Dr. Pal noted that, while “efforts such as the TCGA [The Cancer Genome Atlas] have shed some light on the tumor biology, it is important to keep in mind that these datasets reflect earlier stages of disease. Certainly, there may be an evolution of tumor biology as patients progress toward metastasis.”

Circulating tumor markers represent a practical means of serially assessing tumor biology, and ctDNA can account for tumor heterogeneity. In this study, the authors sought to determine the mutational landscape of mRCC as well as to assess changes across patients receiving first-line and subsequent therapies by using ctDNA.

Data were obtained from 224 patients who received ctDNA profiling at progression as part of routine clinical care using Guardant360, a CLIA-certified comprehensive plasma assay that evaluated 70 genes. Of this group, 64 and 56 patients were coded as receiving frontline and post–first-line agents, respectively.

Genomic alterations were pooled for the entire group, and first and second (subsequent) therapies were compared, based on conventional practice patterns (first-line regimens included sunitinib, pazopanib and bevacizumab, and second line included everolimus, axitinib, cabozantinib, and nivolumab).

Genomic alterations were found in 78.6% of patients, with an average of 3.3 genomic alterations per patient. For patients receiving first-line therapy, the average number of ctDNA alterations was 2.9, compared with 3.7 for those in the cohort who were receiving second-line therapy. The median (range) ctDNA variant allele fractions were 0.23 (0.05-9.92) in the first-line group and 0.24 (0.04-47.14) in second line.

The authors observed that there were disparities in genomic alterations between both patient cohorts, with the highest disparity seen in (second vs. first line) TP53 (49% vs. 25%), VHL (29% vs. 25%), NF1 (20% vs. 15%), EGFR (17% vs. 21%), and PIK3CA (17% vs. 8%).

“These alterations underscore potential mechanisms of resistance,” said Dr.

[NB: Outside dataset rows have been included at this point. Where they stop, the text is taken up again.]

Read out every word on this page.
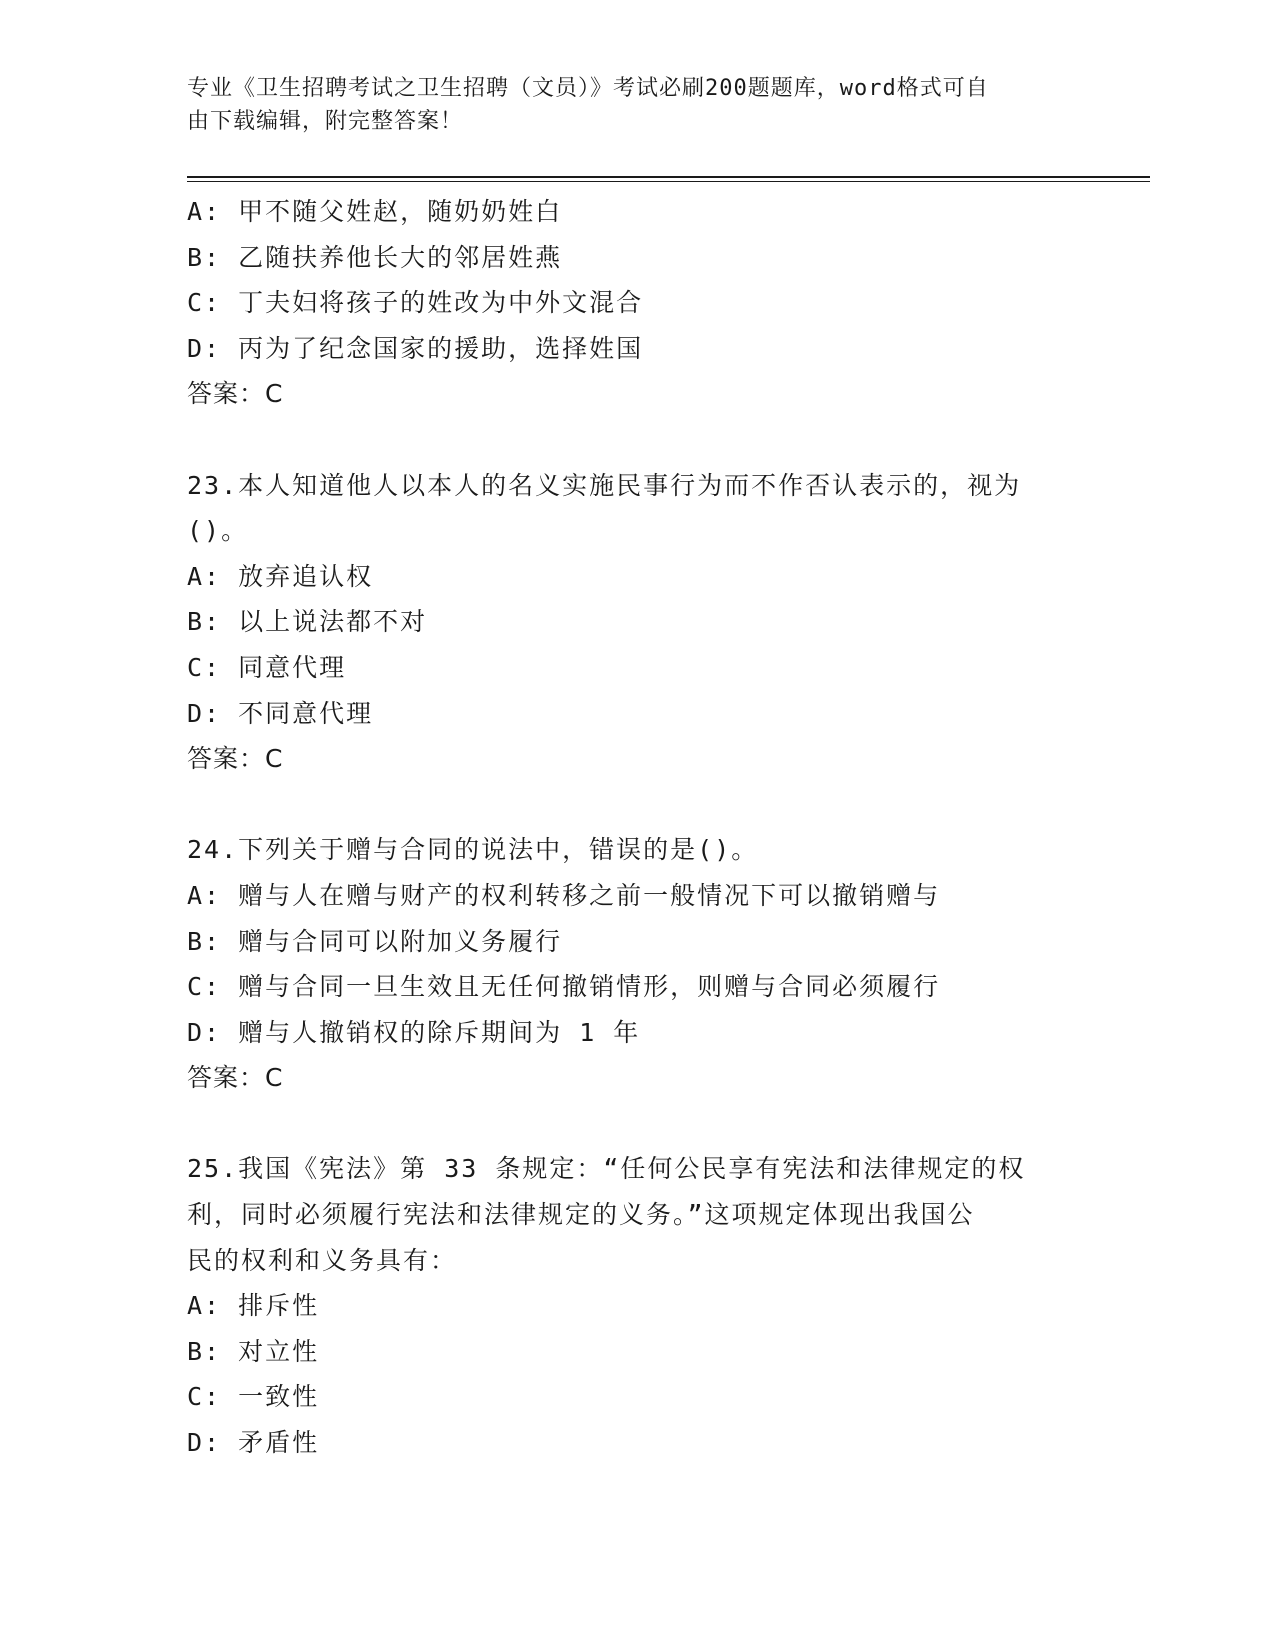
专业《卫生招聘考试之卫生招聘（文员）》考试必刷200题题库，word格式可自
由下载编辑，附完整答案！
A: 甲不随父姓赵，随奶奶姓白
B: 乙随扶养他长大的邻居姓燕
C: 丁夫妇将孩子的姓改为中外文混合
D: 丙为了纪念国家的援助，选择姓国
答案：C
23.本人知道他人以本人的名义实施民事行为而不作否认表示的，视为
()。
A: 放弃追认权
B: 以上说法都不对
C: 同意代理
D: 不同意代理
答案：C
24.下列关于赠与合同的说法中，错误的是()。
A: 赠与人在赠与财产的权利转移之前一般情况下可以撤销赠与
B: 赠与合同可以附加义务履行
C: 赠与合同一旦生效且无任何撤销情形，则赠与合同必须履行
D: 赠与人撤销权的除斥期间为 1 年
答案：C
25.我国《宪法》第 33 条规定：“任何公民享有宪法和法律规定的权
利，同时必须履行宪法和法律规定的义务。”这项规定体现出我国公
民的权利和义务具有：
A: 排斥性
B: 对立性
C: 一致性
D: 矛盾性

Pal.

He also pointed out that there were significant differences between the current dataset and other published reports, which may reflect the advanced state of the disease of the patients in this study.

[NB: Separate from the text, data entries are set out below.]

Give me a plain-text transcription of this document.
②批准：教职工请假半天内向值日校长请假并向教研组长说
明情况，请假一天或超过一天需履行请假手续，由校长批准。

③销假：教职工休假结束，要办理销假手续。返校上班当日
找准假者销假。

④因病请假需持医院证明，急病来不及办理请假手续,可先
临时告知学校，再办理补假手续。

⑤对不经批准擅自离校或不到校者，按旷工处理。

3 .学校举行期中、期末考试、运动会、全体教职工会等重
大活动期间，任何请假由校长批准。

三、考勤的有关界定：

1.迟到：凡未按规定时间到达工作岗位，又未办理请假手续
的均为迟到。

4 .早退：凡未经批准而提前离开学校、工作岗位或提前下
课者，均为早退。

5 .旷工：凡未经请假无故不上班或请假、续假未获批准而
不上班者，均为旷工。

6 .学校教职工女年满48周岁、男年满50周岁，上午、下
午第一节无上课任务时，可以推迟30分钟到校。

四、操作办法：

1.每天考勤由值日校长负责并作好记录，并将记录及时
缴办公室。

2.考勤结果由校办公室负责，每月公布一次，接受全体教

Efforts are also ongoing to add detailed data on demographics and clinical outcomes to the current dataset, Dr. Pal added.

Acting as the paper’s discussant, Primo N. Lara Jr., MD, of the University of California, Davis, Comprehensive Cancer Center pointed out that as there are no validated biomarkers of drug resistance or tumor evolution and that liquid biopsy offers a potential platform.

The use of ctDNA is a “convenient technology that offers new means to assess RCC biology,” said Dr. Lara, but the caveat is that it is “still in its infancy and has no immediate clinical application.”

The current study is “hypothesis generating only.” ctDNA changes need to be related to outcome following treatment, and the functional role of genomic alterations in RCC biology must be validated, he said.